I have the ability to configure a search head but not the indexers. I am wondering if I can break multi-line netstat events into multiple events on the search head using props.conf. I realize that I can use multikv to break things during the search, but I also need field extraction happening after line breaking and do it in the search creates really long searches.
How are you using your data? Are the results of those long searches going to be used in dashboards?
If yes, you are better off not extracting those fields during search time, but pre-fetching them into a summary index with a scheduled search and then building the dashboards off that summary index instead.
In addition to being much more efficient overall (you extract the new fields just once and reuse them as many times as necessary), this way does not add to your license usage - you are paying for the original data, but not for the transformed by "collect" or summary searches. The downside will be your inability to run the dashboards in real time - the last data point will be from the most recent run of that scheduled summary search.
An example of how I would use this netstat data would be to look for a new LISTENING port open on a host..... so I might do something like (in rough psuedocode) search earliest=-2w latest=now netstat.data| stats first(event) by port,host | where first > -1d
Thank you for your suggestion. That was my initial approach to the problem. Then when an admin installed the Splunk_TA_nix and splunk_app_for_nix, other events like ps started getting broken up, so I figured that I could reverse engineer what it was doing and apply it to netstat. No luck.
The only concern with summary indexes is the additional space being used.
If your concern is the additional space needed for summary indexes, you can cap the original, uprocessed data at a very low size and have the bulk of the data in the summary. We came to this eventually. We even have two types of dashboards - "static" and "live". The "live" ones offer a much simpler data processing, work off the raw data and have the real-time default timers -
rt, for example. The "static" dashboards feed off the summary data, run historic searches and have more bells and whistles - at the expense of not being able to track data as they come in.
Your method of usage seems to be tolerant to the fact that the data might not be available immediately but will be collected by a summary search at some near point in the future - unless the user of the dashboard wants to see the new listening ports as soon as they are opened.
Update to my own post: I am able to get close by using kv_mode=multi in my props.conf. However I find that although this works for 99.8% of the hosts, there are some hosts that seem to not get parsed by multikv.
I am able to duplicate this by removing the kv_mode line from props.conf and running the netstat output manually through multikv. It works for almost all the hosts but only works for 100% if I run it with "noheader=true"

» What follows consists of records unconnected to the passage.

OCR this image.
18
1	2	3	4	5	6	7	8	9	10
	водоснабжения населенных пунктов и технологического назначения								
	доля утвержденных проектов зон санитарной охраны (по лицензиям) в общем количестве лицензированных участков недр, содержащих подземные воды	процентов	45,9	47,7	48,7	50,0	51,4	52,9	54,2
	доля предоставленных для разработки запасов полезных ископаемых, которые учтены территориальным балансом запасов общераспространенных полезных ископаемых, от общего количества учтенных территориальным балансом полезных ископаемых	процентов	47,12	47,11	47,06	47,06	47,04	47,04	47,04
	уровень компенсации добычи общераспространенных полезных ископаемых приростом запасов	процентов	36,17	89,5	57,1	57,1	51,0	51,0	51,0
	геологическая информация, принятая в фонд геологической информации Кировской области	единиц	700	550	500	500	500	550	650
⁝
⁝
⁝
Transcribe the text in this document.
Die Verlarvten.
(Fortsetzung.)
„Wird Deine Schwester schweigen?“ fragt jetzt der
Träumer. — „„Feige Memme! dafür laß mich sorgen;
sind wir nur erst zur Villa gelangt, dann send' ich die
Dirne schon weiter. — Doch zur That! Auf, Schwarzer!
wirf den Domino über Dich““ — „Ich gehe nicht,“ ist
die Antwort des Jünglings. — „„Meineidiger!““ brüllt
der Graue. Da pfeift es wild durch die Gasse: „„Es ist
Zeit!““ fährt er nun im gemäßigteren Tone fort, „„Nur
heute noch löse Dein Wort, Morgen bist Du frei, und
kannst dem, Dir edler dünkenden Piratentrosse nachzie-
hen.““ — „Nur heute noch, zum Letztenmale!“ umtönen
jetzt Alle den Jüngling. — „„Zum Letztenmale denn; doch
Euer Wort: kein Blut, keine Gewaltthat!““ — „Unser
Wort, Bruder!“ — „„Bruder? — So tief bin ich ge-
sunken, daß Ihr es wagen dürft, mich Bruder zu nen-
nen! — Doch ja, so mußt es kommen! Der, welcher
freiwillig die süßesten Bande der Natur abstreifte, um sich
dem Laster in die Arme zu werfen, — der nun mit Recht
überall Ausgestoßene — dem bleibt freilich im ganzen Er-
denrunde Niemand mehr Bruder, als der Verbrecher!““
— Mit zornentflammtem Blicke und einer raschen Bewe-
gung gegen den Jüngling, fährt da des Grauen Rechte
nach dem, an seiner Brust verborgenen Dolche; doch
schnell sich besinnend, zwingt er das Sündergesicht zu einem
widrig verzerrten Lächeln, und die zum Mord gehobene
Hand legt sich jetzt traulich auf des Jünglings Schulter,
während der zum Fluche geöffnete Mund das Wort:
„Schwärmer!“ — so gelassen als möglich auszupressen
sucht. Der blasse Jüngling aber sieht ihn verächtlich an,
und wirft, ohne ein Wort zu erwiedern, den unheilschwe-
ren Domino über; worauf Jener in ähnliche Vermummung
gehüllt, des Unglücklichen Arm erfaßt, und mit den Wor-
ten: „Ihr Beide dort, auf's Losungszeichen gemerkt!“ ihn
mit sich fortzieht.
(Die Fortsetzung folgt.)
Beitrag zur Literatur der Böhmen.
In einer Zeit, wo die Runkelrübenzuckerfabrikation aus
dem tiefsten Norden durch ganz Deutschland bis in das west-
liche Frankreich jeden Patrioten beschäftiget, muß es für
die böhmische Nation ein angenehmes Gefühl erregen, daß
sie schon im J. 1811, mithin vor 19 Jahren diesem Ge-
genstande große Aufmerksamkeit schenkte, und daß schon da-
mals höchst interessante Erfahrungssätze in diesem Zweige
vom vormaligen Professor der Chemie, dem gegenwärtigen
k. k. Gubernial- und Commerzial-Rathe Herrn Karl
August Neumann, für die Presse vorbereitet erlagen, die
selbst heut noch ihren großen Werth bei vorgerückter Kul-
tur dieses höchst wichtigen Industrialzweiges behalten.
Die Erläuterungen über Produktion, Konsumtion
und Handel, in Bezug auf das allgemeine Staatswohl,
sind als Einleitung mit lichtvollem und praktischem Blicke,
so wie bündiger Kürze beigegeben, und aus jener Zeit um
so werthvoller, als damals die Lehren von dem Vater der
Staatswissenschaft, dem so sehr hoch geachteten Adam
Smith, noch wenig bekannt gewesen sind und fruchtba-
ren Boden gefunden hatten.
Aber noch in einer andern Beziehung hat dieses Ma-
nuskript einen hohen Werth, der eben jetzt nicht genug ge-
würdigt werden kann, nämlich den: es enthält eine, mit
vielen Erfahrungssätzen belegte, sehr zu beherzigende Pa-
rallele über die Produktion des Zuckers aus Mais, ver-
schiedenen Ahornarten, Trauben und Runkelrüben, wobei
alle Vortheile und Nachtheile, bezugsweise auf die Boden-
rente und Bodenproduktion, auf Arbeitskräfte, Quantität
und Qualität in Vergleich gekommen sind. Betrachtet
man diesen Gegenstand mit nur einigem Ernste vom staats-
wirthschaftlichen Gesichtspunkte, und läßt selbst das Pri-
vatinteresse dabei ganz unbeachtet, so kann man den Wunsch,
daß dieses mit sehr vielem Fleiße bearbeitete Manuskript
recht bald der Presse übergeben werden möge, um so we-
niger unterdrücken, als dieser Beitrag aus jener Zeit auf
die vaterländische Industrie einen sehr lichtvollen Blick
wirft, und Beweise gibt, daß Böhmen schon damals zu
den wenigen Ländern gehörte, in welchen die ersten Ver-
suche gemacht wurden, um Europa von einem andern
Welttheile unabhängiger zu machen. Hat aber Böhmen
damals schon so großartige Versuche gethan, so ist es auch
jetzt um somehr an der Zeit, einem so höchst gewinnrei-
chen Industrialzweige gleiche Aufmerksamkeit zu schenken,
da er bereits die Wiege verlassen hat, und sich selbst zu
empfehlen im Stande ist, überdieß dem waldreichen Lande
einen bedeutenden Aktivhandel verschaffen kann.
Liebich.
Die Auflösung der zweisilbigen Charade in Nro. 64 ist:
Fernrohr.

It's driving me nuts because the output of the netstat that parses and the netstat that doesn't parse looks exactly the same. I am wishing that I could get a hex dump of _raw so I could look for differences, but I don't know of a way to do so.
No, this is not possible. Talk to the guys that can configure the indexers and let them do the changes for you on the indexer.
If this is not possible for what ever reason, create another scripted input that returns events in the format you need them and run this scripted input on the search head.
Hope this helps ...